Writing workshops at LMU
Beating the white-out
More and more universities in Germany offer writing courses for students. But do workshops and events like the Writers’ White Night at LMU really improve the quality of academic writing?
It’s 9 o’clock in the evening and the scene in LMU’s Lehrturm looks rather like the living room of a large commune. There are about 30 students here, and pizza cartons, cookie packages and drinking cups are also present in abundance. But then there are the laptops, and the concentrated gaze which each student focuses on his or her monitor. For this is LMU‘s White Night for Reluctant Writers, when students who normally shy away from the sight blank sheet of paper or a blinking cursor at the top left corner of a screen can finally get down to those long postponed writing jobs.
One such student is Manuel Beck. He is determined to get his paper on the Intergovernmental Panel on Climate Change out of the way this evening. Beck is in the American Studies program, and he arrived here in the late afternoon. His goal is simple: He wants to write the final pages of his text. “The funny thing is,” he says, “I actually think the topic is very interesting, but I find it hard to work on it at home.” Home is where Manuel can always find (apparently) more urgent things to do – tidying up, checking mails, doing the washing – anything other than sitting at his desk and setting down his thoughts on the IPCC. “And then there is the fear of failing to meet the goals one has set for oneself,” he adds, “and the thought that, in Bachelor degree courses, every single grade counts.”
Other universities have been holding White Nights like this for some time now, but this is the first at LMU. Organized on the initiative of the Writing Center in the Faculty of Languages and Literatures, it has obviously hit home: No less than 300 students have registered. Actually the response has forced the organizers to find other spaces at short notice to accommodate the crowd.
The project’s aim is quite simple – to enable students to spend a whole evening writing, in a relaxed atmosphere but in a concentrated manner, and in productive dialog with other students. It’s not like working in the library. Here, one can eat and drink on the premises and discuss one’s topic with one’s fellows. And if one does run into a blank wall, teachers and tutors from the Writing Center are on hand to help, ready to dispense advice on formulating academic prose in general or answer concrete questions on the specific assignment. Their overall theme this evening is how to overcome procrastination, the tendency to “put it off ‘til tomorrow.” There are workshops on motivational strategies, on ways to conquer those demons that try to stop one getting that urgent essay down on paper.

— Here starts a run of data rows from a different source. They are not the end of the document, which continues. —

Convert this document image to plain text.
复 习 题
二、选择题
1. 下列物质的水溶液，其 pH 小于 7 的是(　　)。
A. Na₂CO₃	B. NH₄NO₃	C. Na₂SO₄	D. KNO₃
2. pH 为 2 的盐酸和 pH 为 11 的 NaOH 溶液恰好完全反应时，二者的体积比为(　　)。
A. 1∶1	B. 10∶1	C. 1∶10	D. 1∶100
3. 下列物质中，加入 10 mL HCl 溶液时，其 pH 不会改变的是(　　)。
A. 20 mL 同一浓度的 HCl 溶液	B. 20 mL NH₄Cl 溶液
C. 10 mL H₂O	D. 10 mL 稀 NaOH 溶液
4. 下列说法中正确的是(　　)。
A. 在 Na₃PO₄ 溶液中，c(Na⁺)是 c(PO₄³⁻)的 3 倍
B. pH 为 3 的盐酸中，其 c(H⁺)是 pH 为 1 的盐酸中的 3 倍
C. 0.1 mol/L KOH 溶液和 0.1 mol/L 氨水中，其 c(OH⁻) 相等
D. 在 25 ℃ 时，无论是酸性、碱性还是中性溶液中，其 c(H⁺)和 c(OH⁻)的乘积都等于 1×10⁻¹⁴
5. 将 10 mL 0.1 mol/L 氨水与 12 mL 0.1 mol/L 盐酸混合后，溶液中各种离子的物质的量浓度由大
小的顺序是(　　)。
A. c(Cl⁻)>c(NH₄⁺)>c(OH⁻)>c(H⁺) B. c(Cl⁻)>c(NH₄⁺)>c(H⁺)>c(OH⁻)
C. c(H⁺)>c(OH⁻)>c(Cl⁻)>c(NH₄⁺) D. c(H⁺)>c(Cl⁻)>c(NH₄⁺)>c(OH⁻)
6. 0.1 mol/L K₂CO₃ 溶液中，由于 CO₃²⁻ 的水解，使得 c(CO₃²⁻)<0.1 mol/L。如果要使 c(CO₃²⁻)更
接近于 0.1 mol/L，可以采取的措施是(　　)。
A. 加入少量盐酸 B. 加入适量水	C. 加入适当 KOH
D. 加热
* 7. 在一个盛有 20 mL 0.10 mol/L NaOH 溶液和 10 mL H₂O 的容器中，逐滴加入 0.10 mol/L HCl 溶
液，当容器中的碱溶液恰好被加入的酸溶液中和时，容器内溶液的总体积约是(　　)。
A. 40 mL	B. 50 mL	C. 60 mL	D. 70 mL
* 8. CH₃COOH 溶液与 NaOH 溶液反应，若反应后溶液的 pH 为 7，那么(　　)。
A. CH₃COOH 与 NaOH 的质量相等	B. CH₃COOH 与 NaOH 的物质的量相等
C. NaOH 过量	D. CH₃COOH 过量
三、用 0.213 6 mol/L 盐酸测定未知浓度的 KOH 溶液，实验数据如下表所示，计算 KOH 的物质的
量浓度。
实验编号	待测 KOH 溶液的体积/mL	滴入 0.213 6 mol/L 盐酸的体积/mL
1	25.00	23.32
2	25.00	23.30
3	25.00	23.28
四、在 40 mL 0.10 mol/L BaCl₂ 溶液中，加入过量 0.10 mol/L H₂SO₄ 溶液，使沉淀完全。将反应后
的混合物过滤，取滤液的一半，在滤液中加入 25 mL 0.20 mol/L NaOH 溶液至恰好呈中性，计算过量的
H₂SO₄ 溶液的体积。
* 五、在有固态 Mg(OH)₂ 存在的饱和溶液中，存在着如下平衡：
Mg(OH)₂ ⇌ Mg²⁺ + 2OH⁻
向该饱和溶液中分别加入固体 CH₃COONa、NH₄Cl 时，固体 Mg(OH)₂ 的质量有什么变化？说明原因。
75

Down with procrastination!
“One method that seems to help many students is free writing,” says Dr. Cornelia Rémi, one of LMU’s writing advisors: Take a blank sheet of paper or open a new file and simply begin to write – as fast as possible and with no regard for punctuation or spelling mistakes, while staunchly resisting the temptation to go back and correct the sentence one has just hammered out. “The idea is that this headlong approach allows one to escape the inhibitions imposed by one’s ‘inner censor’”, Rémi explains. “Once underway, one is free from the compulsion to get everything perfect and can simply follow one’s train of thought.” At some point, you have to revise the whole thing thoroughly, but you at least have something to work with. That all-important first sentence, which represents such a hurdle for students like Manuel, now needs only to be reshaped. “Free writing is a way of getting a lot of material down on paper in a hurry.”
Getting past that first hurdle also presents philosophy student Martin Kasper with a problem. He has one more assignment to do to complete his Bachelor’s course. “But I keep putting it off,” he admits ruefully. “And I’m still looking for a central theme that can structure for the essay. Either I‘ve lost the thread of the argument or I only imagined I had ever found one,” he says. Now he wants to try the free writing approach. “It’s supposed to help people like me.” On the occasion of LMU’s Writers’ Day (held several times per semester) in February, when workshops and counseling sessions were also on offer, Martin attended Cornelia Rémi’s workshop on writing types and writing phases. “To begin with, we all took a test – and I was classified as a gadfly and adventurer,” he says (clearly pleased by the characterization), before adding “only with respect to my approach to academic writing, of course.” It might sound frivolous, but the typological exercise is designed to help students analyze their writing strategy and its weaknesses.